Tagged: Ribs

Simply Boiled Ribs – Nothing Ordinary About It!

Simplicity is quite often the best recipe. I love this recipe, even though I can hardly call it a recipe. It’s super simple and quick, and you will be making it over and over. Great for kids and adults! I heard on the radio one of the local grocery stores is having pork spare ribs on sale for 99 cent / lb. What a great deal! So, I went and got myself 2 slabs of meaty ribs, for 13 dollars! One slab went into the freezer for later, the other one is going onto my lunch table today, since I won’t have the kids for dinner.

I could only fit 4 ribs in this large bowl I got, but I have way more ribs in the pot on the stove. May not even need to refill the bowl.. These are so meaty and tender!

 

Ingredients:

1 slab of pork spare ribs, or baby back ribs, or rib cutlets, or even cubed meat… you get the idea, any cut of somewhat lean pork meat would do!

1 knob of ginger root, sliced to about 1/4 inch thickness

4 green onions, use the green part – yes green part, the part most recipes tell you to throw away. Save the whites for other recipes, we only need to borrow the flavor of the green onions, we are not eating it!

 

Sauce:

This, my friend, is the money-maker. I will tell you this one, as one of my top-secret recipes. Write it down, print it out, save it, book mark it, put it on your fridge.. do any of that. You will be making this over and over and over! Let me put it this way, I have not yet met a single person so far that is not obsessed with this sauce!

Kids version sauce:

1 tbsp light soy sauce

1/4 tsp dark vinegar, use Asian vinegar if you can find it

1 tsp sesame oil, this is very strong potent flavor, you can even use 1/2 tsp if you prefer. A little goes a long way!
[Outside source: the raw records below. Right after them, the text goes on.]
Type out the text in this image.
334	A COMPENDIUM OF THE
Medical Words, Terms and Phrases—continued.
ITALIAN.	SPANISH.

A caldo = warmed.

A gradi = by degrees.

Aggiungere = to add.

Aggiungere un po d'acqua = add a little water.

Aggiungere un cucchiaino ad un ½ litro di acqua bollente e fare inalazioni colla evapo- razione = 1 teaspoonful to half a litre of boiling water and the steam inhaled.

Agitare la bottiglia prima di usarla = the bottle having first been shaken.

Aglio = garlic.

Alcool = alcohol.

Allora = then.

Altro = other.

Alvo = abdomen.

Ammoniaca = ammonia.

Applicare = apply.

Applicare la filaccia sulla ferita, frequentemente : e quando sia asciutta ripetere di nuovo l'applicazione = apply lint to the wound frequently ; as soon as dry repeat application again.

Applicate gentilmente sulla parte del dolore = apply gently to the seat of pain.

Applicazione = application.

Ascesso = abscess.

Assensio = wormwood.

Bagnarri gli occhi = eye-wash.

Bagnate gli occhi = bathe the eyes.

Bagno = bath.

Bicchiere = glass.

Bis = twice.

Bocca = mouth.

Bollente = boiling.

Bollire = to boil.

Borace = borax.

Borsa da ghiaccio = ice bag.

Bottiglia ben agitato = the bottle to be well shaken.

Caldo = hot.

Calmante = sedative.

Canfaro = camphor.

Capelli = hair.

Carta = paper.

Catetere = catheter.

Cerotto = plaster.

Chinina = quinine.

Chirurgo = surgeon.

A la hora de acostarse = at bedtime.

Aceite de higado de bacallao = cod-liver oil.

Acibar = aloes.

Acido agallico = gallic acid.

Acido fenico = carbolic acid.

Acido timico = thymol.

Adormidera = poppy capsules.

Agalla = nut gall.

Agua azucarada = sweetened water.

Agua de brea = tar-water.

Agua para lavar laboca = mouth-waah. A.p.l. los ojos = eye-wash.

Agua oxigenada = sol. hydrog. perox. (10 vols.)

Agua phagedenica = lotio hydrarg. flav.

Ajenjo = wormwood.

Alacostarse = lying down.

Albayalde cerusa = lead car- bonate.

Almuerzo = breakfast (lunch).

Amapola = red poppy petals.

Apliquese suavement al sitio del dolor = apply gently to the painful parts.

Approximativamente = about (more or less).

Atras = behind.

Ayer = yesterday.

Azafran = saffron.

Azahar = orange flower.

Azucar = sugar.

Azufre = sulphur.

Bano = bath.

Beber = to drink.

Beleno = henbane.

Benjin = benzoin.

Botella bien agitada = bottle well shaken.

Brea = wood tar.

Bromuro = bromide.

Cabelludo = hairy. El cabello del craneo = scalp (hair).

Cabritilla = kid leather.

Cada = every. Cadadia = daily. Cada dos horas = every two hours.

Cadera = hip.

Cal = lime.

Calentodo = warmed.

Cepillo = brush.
1/2 tsp powdered chicken bullion

Optional:

Remember the white part of the green onions? thinly slice it up and use about 1 tsp of it in the sauce for older kids, may be too strong for little kids

 

Adult version sauce:

All the above in kids version sauce, plus:

1 tsp hot chili oil (I have a family recipe, which is another greatest top-secret of my cooking, stay tuned!) store-bought is fine, but I find the flavor varies a lot. Find a brand you like and stick to that

1/4 tsp white sugar or honey. A little sweetness really balances out the spiciness of the chili oil

1 clove of garlic, finely minced, or grated

 

Method:

Slice between the bones of the ribs, and separate ribs. Put the ribs into a large pot and fill up with cold water. Slice up ginger root and throw into the pot. Fold the green part of the green onions and shove them into the water too. Put pot on stove, lid on, heat on high until water starts to boil. Lower heat to medium, skim off the impurities of the soup and discard. Leave the lid half on, so the water doesn’t over flow. Boil the ribs till tender, about 30 to 40 minutes. Take ribs out using a pair of tongs and place on a plate or in a shallow bowl.

Dip the ribs into the sauce and enjoy! Hint, make an individual dipping sauce bowl for everyone, you will for sure want to double dip!